İyi okumalar 🫠
Bölüm Şarkısı;
Dynasty~MIIA
🌪️Bana verdiği odadan çıkmayalı geçen bir haftanın ardından yine gece sularında odadaydım. Bu bir hafta boyunca çalışan kadınla karşılaşmamak için mutfağa çok fazla inmemiştim, Karan Mahir'de gıkını çıkartmayıp yemeklerimi odama bırakıp gidiyordu.
Müstakil evde ki gibi geceleri giden adam sabaha doğru geldiğinde, ilk beni kontrol edip öyle odasına geçiyordu. Saçlarımın arasında dolanan parmakları beni uykumdan uyandırsa da, belli etmemiştim, her seferinde uyuma numarası yapmıştım.
Geceleri o evde yokken sessizce tepsiyi bırakmak için mutfağa inip, kaçmak için işime yarayacak şeyler arıyordum evin içerisinde. Bulduğum taksi numarası ve mutfakta bulunan telefonla planımı hazırlamıştım.
Bir hafta boyunca odanın içerisinde baş başa kaldığım acıyı artık az da olsa dindirebilmişken, bu gece gidecektim. Gün geçtikçe ona daha fazla çekiliyordum ve ben onun karanlığının içerisinde kaybolmak istemiyorum.
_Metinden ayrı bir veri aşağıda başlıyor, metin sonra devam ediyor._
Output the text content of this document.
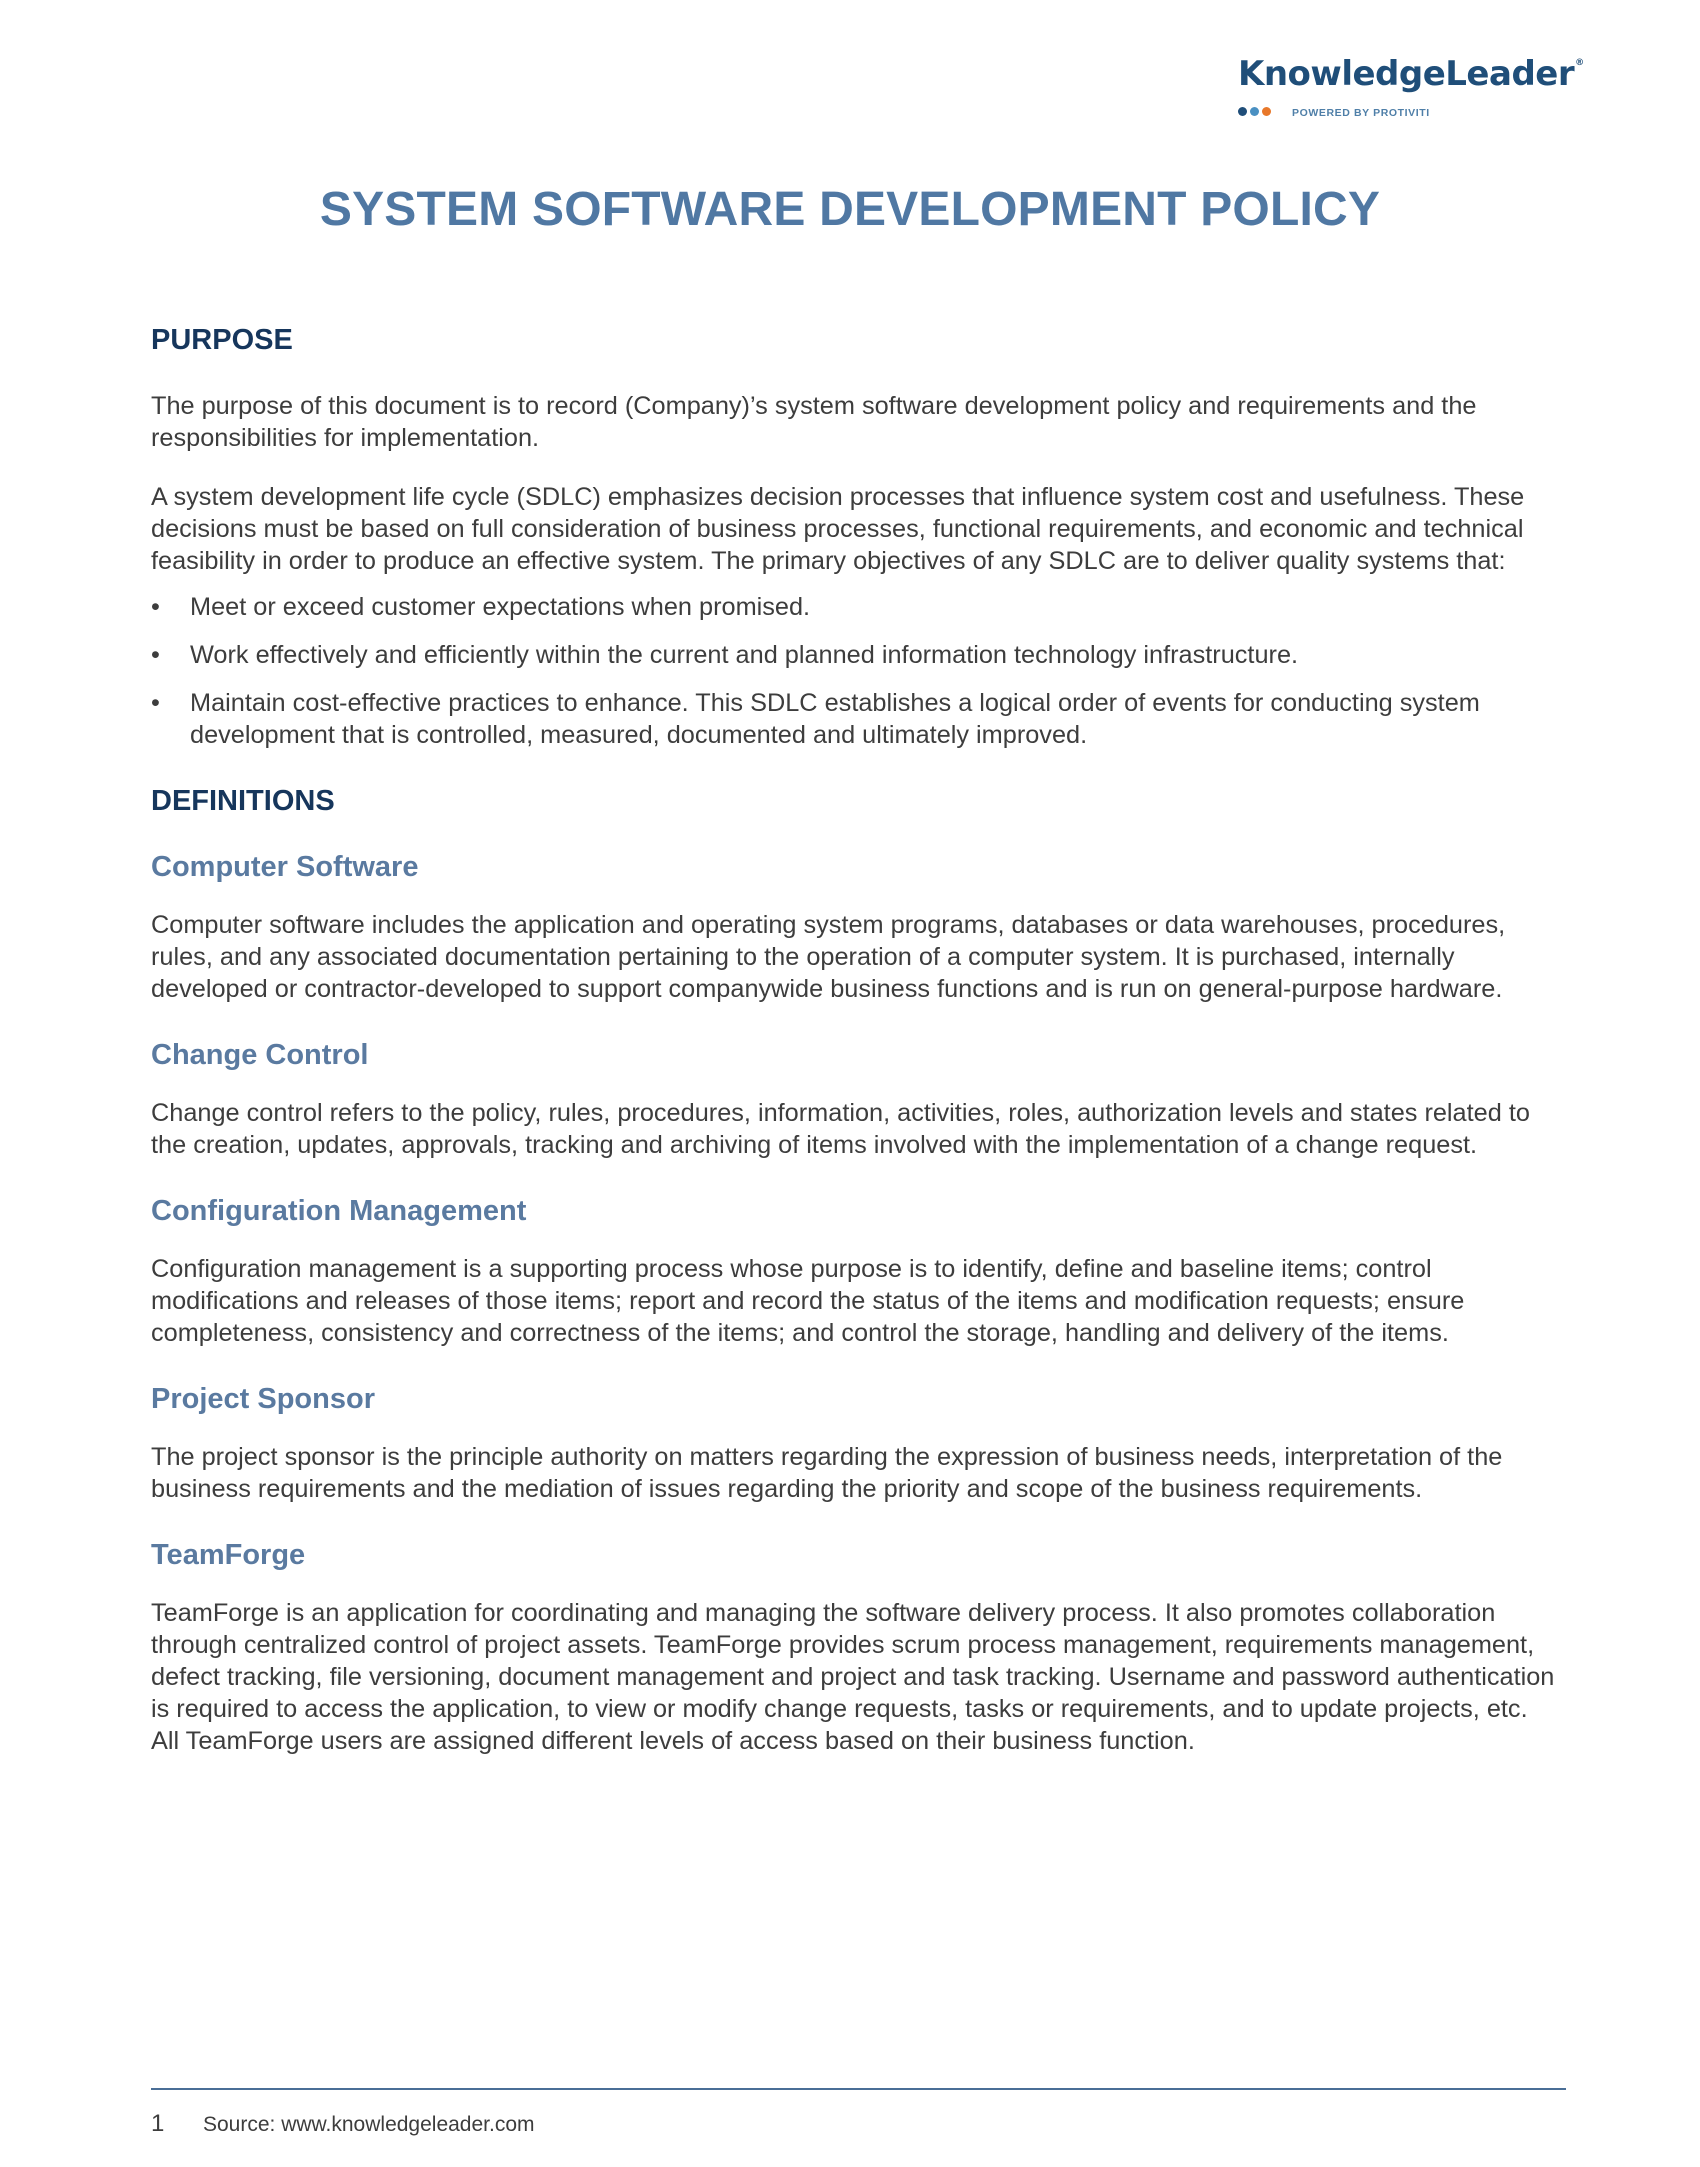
KnowledgeLeader®
POWERED BY PROTIVITI
SYSTEM SOFTWARE DEVELOPMENT POLICY
PURPOSE

The purpose of this document is to record (Company)’s system software development policy and requirements and the responsibilities for implementation.

A system development life cycle (SDLC) emphasizes decision processes that influence system cost and usefulness. These decisions must be based on full consideration of business processes, functional requirements, and economic and technical feasibility in order to produce an effective system. The primary objectives of any SDLC are to deliver quality systems that:

• Meet or exceed customer expectations when promised.
• Work effectively and efficiently within the current and planned information technology infrastructure.
• Maintain cost-effective practices to enhance. This SDLC establishes a logical order of events for conducting system development that is controlled, measured, documented and ultimately improved.
DEFINITIONS
Computer Software

Computer software includes the application and operating system programs, databases or data warehouses, procedures, rules, and any associated documentation pertaining to the operation of a computer system. It is purchased, internally developed or contractor-developed to support companywide business functions and is run on general-purpose hardware.

Change Control

Change control refers to the policy, rules, procedures, information, activities, roles, authorization levels and states related to the creation, updates, approvals, tracking and archiving of items involved with the implementation of a change request.

Configuration Management

Configuration management is a supporting process whose purpose is to identify, define and baseline items; control modifications and releases of those items; report and record the status of the items and modification requests; ensure completeness, consistency and correctness of the items; and control the storage, handling and delivery of the items.

Project Sponsor

The project sponsor is the principle authority on matters regarding the expression of business needs, interpretation of the business requirements and the mediation of issues regarding the priority and scope of the business requirements.

TeamForge

TeamForge is an application for coordinating and managing the software delivery process. It also promotes collaboration through centralized control of project assets. TeamForge provides scrum process management, requirements management, defect tracking, file versioning, document management and project and task tracking. Username and password authentication is required to access the application, to view or modify change requests, tasks or requirements, and to update projects, etc. All TeamForge users are assigned different levels of access based on their business function.

1 Source: www.knowledgeleader.com
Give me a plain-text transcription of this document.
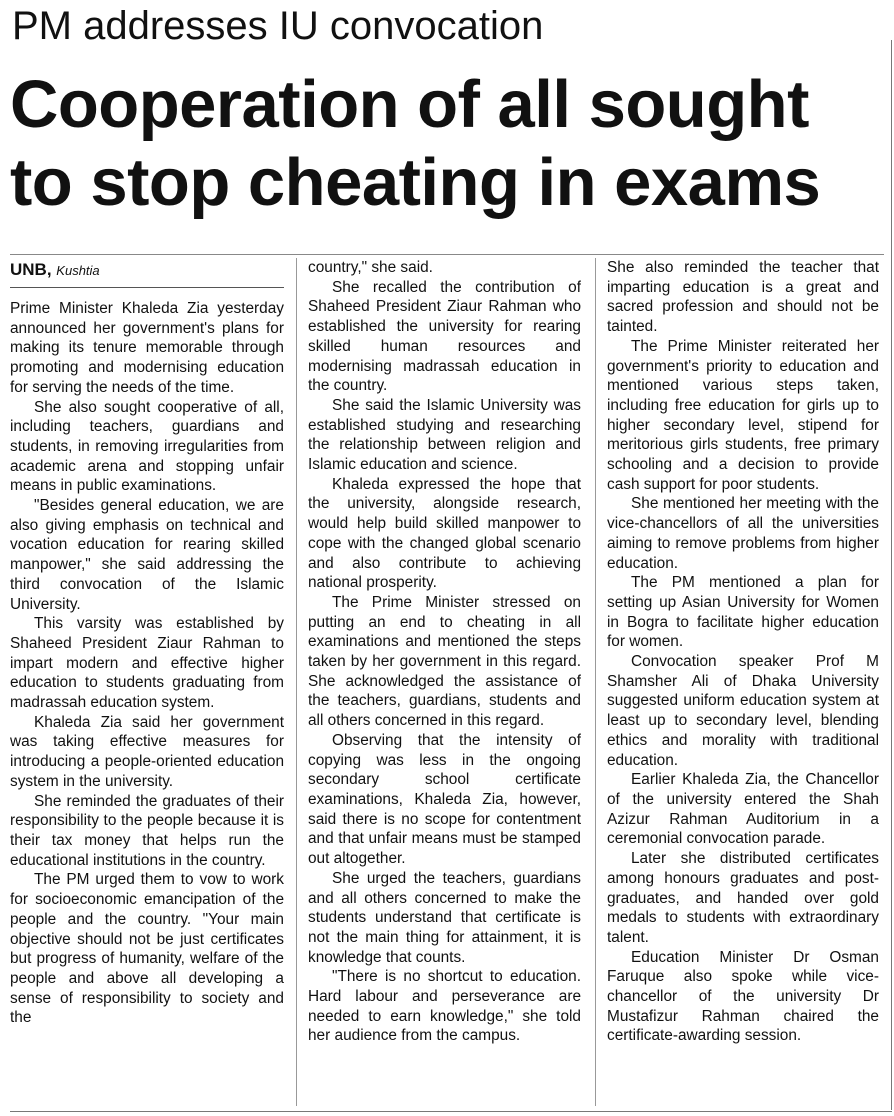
PM addresses IU convocation
Cooperation of all sought
to stop cheating in exams
UNB, Kushtia

Prime Minister Khaleda Zia yesterday announced her government's plans for making its tenure memorable through promoting and modernising education for serving the needs of the time.

She also sought cooperative of all, including teachers, guardians and students, in removing irregularities from academic arena and stopping unfair means in public examinations.

"Besides general education, we are also giving emphasis on technical and vocation education for rearing skilled manpower," she said addressing the third convocation of the Islamic University.

This varsity was established by Shaheed President Ziaur Rahman to impart modern and effective higher education to students graduating from madrassah education system.

Khaleda Zia said her government was taking effective measures for introducing a people-oriented education system in the university.

She reminded the graduates of their responsibility to the people because it is their tax money that helps run the educational institutions in the country.

The PM urged them to vow to work for socioeconomic emancipation of the people and the country. "Your main objective should not be just certificates but progress of humanity, welfare of the people and above all developing a sense of responsibility to society and the

country," she said.

She recalled the contribution of Shaheed President Ziaur Rahman who established the university for rearing skilled human resources and modernising madrassah education in the country.

She said the Islamic University was established studying and researching the relationship between religion and Islamic education and science.

Khaleda expressed the hope that the university, alongside research, would help build skilled manpower to cope with the changed global scenario and also contribute to achieving national prosperity.

The Prime Minister stressed on putting an end to cheating in all examinations and mentioned the steps taken by her government in this regard. She acknowledged the assistance of the teachers, guardians, students and all others concerned in this regard.

Observing that the intensity of copying was less in the ongoing secondary school certificate examinations, Khaleda Zia, however, said there is no scope for contentment and that unfair means must be stamped out altogether.

She urged the teachers, guardians and all others concerned to make the students understand that certificate is not the main thing for attainment, it is knowledge that counts.

"There is no shortcut to education. Hard labour and perseverance are needed to earn knowledge," she told her audience from the campus.

She also reminded the teacher that imparting education is a great and sacred profession and should not be tainted.

The Prime Minister reiterated her government's priority to education and mentioned various steps taken, including free education for girls up to higher secondary level, stipend for meritorious girls students, free primary schooling and a decision to provide cash support for poor students.

She mentioned her meeting with the vice-chancellors of all the universities aiming to remove problems from higher education.

The PM mentioned a plan for setting up Asian University for Women in Bogra to facilitate higher education for women.

Convocation speaker Prof M Shamsher Ali of Dhaka University suggested uniform education system at least up to secondary level, blending ethics and morality with traditional education.

Earlier Khaleda Zia, the Chancellor of the university entered the Shah Azizur Rahman Auditorium in a ceremonial convocation parade.

Later she distributed certificates among honours graduates and post-graduates, and handed over gold medals to students with extraordinary talent.

Education Minister Dr Osman Faruque also spoke while vice-chancellor of the university Dr Mustafizur Rahman chaired the certificate-awarding session.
Biraz daha toparlandığım ve onunda kaçmayacağıma az da olsa inandırabildiğimden, bu gece rahat kaçmayı planlıyordum. Yatağım içerisinde kapı sesini beklerken, benim odamın kapısı aralandı.
İşte bu ilkti, gitmeden önce yanıma uğramazdı geldikten sonra uğrardı.
Sert adımlarının sesini odada yankı yapıyordu, ne kadar sessiz atmaya çalışsa da. Yatağıma ulaşan kokusunu solurken, dudaklarını şakaklarımda hissetmemle kalbim heyecanla çırpınmaya başladı.
"Benim güzelim." mırıldanmalarının ardından, üzerime doğru eğdiği bedeni dikleştirdiğini hissettim. Tekrardan duyduğum adım sesleri ve kapanan kapı sesiyle, tuttuğum nefesimi havaya doğru bıraktım.
Araba sesini de duymamla, hızla yataktan çıkarak dolapta bana aldığı montu üzerime geçirerek ve elime aldığı ayakkabıları alarak, beklemeden odadan çıktım. Hızla merdivenlerden aşağıya doğru inerek, mutfağa girdim. Adamlar mutfak hariç her tarafı dolandıkları için buradan çıkmaya çalışacaktım. Mutfağın boydan olan pencereyi aralayarak sağı solu kontrol ediyordum. Kimseyi görmeyen gözlerimle rahatça nefesimi verdim.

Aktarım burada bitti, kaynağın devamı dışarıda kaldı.